6.11.  Assim, conforme previsto no regime jurídico acima referido, “os FIIAH são constituídos sob a forma de fundos fechados de subscrição pública ou de subscrição particular” e “após o primeiro ano de actividade o valor do activo total do FIIAH deve atingir o montante mínimo de (euro) 10 milhões (…)”, sendo que “quando constituído com o recurso a subscrição pública” deve “ter, pelo menos, 100 participantes, cuja participação individual não pode exceder 20 % do valor do activo total do fundo”.

 

6.12.  “O incumprimento do limite de participação individual previsto” no ponto anterior “determina a suspensão imediata e automática do direito à distribuição de rendimentos do FIIAH no valor da participação que exceda aquele limite”.

 

6.13.  No que diz respeito à composição do património do FIIAH “é aplicável o disposto no artigo 46.º do Regime Jurídico dos Fundos de Investimento Imobiliário, sendo que, pelo menos, 75 % do seu activo total é constituído por imóveis, situados em Portugal, destinados a arrendamento para habitação permanente”.[16] [17]

 

6.14.  “Os mutuários de contratos de crédito à habitação que procedam à alienação do imóvel objecto do contrato a um FIIAH podem celebrar com a entidade gestora do fundo um contrato de arrendamento” sendo que, “previamente à celebração do contrato de transmissão da propriedade do imóvel para o FIIAH, a respectiva entidade gestora presta ao alienante (…) informação sobre os elementos essenciais do negócio, como seja o preço da transacção, incluindo, também, caso seja aplicável, o valor da renda, as respectivas condições de actualização e os critérios de fixação do preço e os termos gerais do exercício da opção de compra” (sublinhado nosso).

 

6.15.  “O arrendamento (…) constitui o arrendatário num direito de opção de compra do imóvel, ao fundo, susceptível de ser exercido até 31 de Dezembro de 2020”, o qual “(…) só é transmissível por morte do titular” (sublinhado nosso).[18]

 

6.16.  No que diz respeito ao regime tributário aplicável, estão previstas no regime especial diversas isenções, nomeadamente:

 

6.16.1.   A isenção de Imposto sobre o Rendimento das Pessoas Colectivas (IRC) quanto aos rendimentos de qualquer natureza obtidos por FIIAH constituídos entre 1 de Janeiro de 2009 e 31 de Dezembro de 2013, que operem de acordo com a legislação nacional e com observância das condições previstas.

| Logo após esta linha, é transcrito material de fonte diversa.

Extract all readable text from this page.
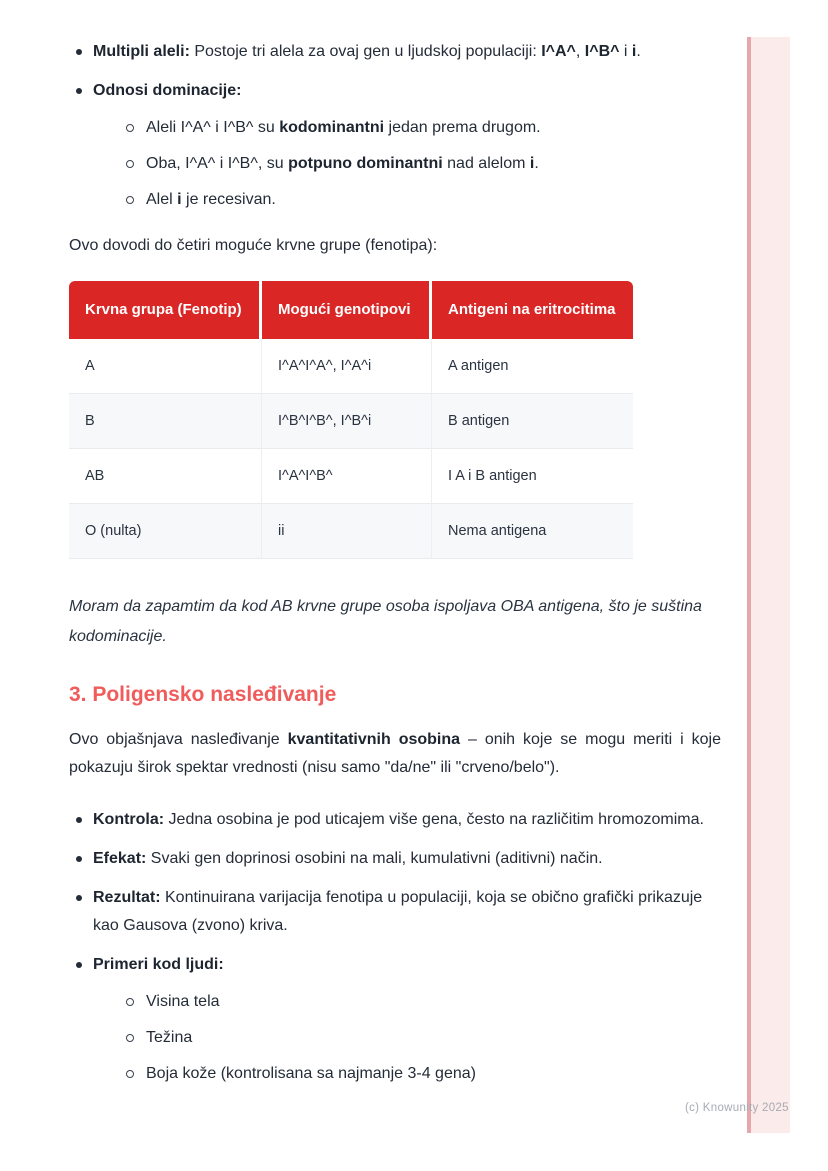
Multipli aleli: Postoje tri alela za ovaj gen u ljudskoj populaciji: I^A^, I^B^ i i.
Odnosi dominacije:
Aleli I^A^ i I^B^ su kodominantni jedan prema drugom.
Oba, I^A^ i I^B^, su potpuno dominantni nad alelom i.
Alel i je recesivan.

Ovo dovodi do četiri moguće krvne grupe (fenotipa):

Krvna grupa (Fenotip)	Mogući genotipovi	Antigeni na eritrocitima
A	I^A^I^A^, I^A^i	A antigen
B	I^B^I^B^, I^B^i	B antigen
AB	I^A^I^B^	I A i B antigen
O (nulta)	ii	Nema antigena

Moram da zapamtim da kod AB krvne grupe osoba ispoljava OBA antigena, što je suština kodominacije.

3. Poligensko nasleđivanje

Ovo objašnjava nasleđivanje kvantitativnih osobina – onih koje se mogu meriti i koje pokazuju širok spektar vrednosti (nisu samo "da/ne" ili "crveno/belo").

Kontrola: Jedna osobina je pod uticajem više gena, često na različitim hromozomima.
Efekat: Svaki gen doprinosi osobini na mali, kumulativni (aditivni) način.
Rezultat: Kontinuirana varijacija fenotipa u populaciji, koja se obično grafički prikazuje kao Gausova (zvono) kriva.
Primeri kod ljudi:
Visina tela
Težina
Boja kože (kontrolisana sa najmanje 3-4 gena)
(c) Knowunity 2025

6.16.2.   A isenção de Imposto sobre o Rendimento das Pessoas Singulares (IRS) e de IRC quanto aos rendimentos respeitantes a unidades de participação nos fundos de investimento pagos ou colocados à disposição dos respectivos titulares, quer seja por distribuição ou reembolso, excluindo o saldo positivo entre as mais-valias e as menos-valias resultantes da alienação das unidades de participação.

6.16.3.   A isenção de IRS quanto às mais-valias resultantes da transmissão de imóveis destinados à habitação própria a favor dos fundos de investimento, que ocorra por força da conversão do direito de propriedade desses imóveis num direito de arrendamento.[19]

6.16.4.   A isenção de Imposto Municipal sobre Imóveis (IMI), enquanto se mantiverem na carteira do FIIAH, dos prédios urbanos, destinados ao arrendamento para habitação permanente, que integrem o património dos fundos.

6.16.5.   A isenção de IMT quanto às aquisições de prédios urbanos ou de fracções autónomas de prédios urbanos destinados exclusivamente a arrendamento para habitação permanente, pelos fundos de investimento, bem como quanto às aquisições de prédios urbanos ou de fracções autónomas de prédios urbanos destinados a habitação própria e permanente, em resultado do exercício da opção de compra pelos arrendatários dos imóveis que integram o património dos fundos de investimento.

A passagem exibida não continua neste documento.